Where I come from, loopholes are not swept under the rug. The boundaries of any theory are where the most interesting things happen; where there are flaws there are areas for improvement. I told my manager that we were in uncharted waters, and she agreed, but was still threatening me with termination for providing excessive customer service. I tried to explain that I could not be held responsible for short-sidedness on the part of the marketing and legal people, but of course it's easier for her to shoot the messenger I guess. Customers, I'm told, don't think "the way I think," and I shouldn't help them cause trouble. Ironically, there would have been no issue at all if the customer had done everything on the same day, because of the daily update interval for our POS systems (an artifact of an ancient way of doing things from the days when communications of a few KB of text was expensive). Once again, for a company selling overpriced high-enough technology, we fall short of our purported standard by a considerable gap.

I'm kinda mad at myself for answering "Yes, for now," when she asked finally, "Are we cool?" Now I'll have to give two whole weeks' notice instead of being done with the place immediately. There's a possibility of getting commission, but it requires really milking every customer for his last nickel, including selling overhyped replacement guarantees which serve mainly to quintuple the profit margins. What's really disgusting is that they apply quotas on how many of these we sell, which encourages associates to mislead the customers and intimidate them into buying the policies. It's hilarious to watch them sell the RSGs: first they extol the virtues of the product, and when the customer decides to get one, they then try to scare them into believing the product will break several times in the first three years of operation. Since the replacement guarantees are "more important than products," there's no real incentive to make lasting devices.

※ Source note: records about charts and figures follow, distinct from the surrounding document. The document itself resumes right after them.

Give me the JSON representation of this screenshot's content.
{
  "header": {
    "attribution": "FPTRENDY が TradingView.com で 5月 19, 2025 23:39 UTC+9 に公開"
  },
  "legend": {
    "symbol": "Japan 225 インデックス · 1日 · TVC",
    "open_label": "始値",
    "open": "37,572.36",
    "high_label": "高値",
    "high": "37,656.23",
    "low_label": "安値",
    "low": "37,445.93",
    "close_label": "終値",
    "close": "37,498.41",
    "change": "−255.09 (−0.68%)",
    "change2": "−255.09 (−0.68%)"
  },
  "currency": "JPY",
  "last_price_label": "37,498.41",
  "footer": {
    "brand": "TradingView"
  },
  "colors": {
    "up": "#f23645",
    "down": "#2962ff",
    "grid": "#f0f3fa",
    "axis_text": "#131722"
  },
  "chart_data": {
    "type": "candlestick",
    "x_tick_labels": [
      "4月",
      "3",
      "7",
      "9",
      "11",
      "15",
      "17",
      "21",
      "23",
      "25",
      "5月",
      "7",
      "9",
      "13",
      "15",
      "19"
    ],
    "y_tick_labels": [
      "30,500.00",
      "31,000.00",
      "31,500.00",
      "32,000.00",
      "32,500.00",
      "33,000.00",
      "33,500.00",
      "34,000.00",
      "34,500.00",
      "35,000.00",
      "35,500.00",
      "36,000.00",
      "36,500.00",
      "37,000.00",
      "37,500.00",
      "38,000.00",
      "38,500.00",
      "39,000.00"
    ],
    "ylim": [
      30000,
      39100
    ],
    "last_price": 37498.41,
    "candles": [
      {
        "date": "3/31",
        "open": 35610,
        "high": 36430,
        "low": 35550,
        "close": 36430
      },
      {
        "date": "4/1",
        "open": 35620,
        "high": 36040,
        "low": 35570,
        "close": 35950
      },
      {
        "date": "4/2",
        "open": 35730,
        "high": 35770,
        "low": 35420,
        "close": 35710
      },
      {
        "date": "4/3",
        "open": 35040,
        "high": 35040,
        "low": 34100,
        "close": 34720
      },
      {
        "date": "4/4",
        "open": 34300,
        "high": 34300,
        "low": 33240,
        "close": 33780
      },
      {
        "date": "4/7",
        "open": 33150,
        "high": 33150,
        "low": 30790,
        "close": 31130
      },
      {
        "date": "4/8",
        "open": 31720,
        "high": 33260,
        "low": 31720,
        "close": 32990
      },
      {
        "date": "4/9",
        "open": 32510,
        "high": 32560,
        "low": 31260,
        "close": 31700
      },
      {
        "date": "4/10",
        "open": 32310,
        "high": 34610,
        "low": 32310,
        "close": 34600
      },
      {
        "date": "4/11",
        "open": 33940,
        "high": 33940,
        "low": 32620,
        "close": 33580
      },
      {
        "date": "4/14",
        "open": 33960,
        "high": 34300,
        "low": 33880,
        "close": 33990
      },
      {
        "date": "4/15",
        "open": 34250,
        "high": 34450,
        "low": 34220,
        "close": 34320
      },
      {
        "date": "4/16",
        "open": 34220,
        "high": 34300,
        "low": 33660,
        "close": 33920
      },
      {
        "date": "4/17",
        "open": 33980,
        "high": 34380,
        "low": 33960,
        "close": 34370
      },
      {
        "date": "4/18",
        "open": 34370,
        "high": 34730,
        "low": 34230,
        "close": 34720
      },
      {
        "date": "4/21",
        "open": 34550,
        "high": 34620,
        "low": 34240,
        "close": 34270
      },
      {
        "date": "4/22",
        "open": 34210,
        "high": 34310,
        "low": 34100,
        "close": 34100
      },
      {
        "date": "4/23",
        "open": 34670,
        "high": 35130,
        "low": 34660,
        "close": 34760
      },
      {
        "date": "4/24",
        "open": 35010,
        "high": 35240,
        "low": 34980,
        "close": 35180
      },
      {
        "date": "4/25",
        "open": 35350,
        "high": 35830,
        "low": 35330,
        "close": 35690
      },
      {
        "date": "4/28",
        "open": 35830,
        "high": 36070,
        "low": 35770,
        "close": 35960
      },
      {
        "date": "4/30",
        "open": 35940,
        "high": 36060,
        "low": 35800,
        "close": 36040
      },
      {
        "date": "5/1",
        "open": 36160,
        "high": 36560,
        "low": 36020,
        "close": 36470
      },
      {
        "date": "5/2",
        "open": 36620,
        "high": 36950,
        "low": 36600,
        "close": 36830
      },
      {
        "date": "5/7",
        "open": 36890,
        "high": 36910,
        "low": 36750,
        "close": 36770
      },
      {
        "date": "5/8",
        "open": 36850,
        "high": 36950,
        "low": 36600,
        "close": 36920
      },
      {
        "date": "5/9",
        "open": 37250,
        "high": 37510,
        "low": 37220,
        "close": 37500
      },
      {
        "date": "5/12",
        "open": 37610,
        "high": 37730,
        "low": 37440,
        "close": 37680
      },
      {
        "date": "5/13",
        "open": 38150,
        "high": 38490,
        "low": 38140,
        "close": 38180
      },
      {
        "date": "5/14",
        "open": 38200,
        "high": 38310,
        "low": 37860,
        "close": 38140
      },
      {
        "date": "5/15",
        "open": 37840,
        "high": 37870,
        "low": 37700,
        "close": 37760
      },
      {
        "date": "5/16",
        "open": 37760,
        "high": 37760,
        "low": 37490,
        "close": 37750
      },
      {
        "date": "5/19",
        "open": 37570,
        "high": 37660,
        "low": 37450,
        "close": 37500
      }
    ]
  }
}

Anyway, I have a couple of leads to call tomorrow, which should work out better for me. If I'm going to sell out, I need to do it for enough money to pay the bills, at the very least.

I guess I'm really not supposed to diss my employer like this, but I figure there's an amendment somewhere that lets me get away with it, and besides, if I'm going to be chewed out for helping the customer take advantage of our sale, I don't feel all that bad for venting my frustrations here as opposed to the obvious approach.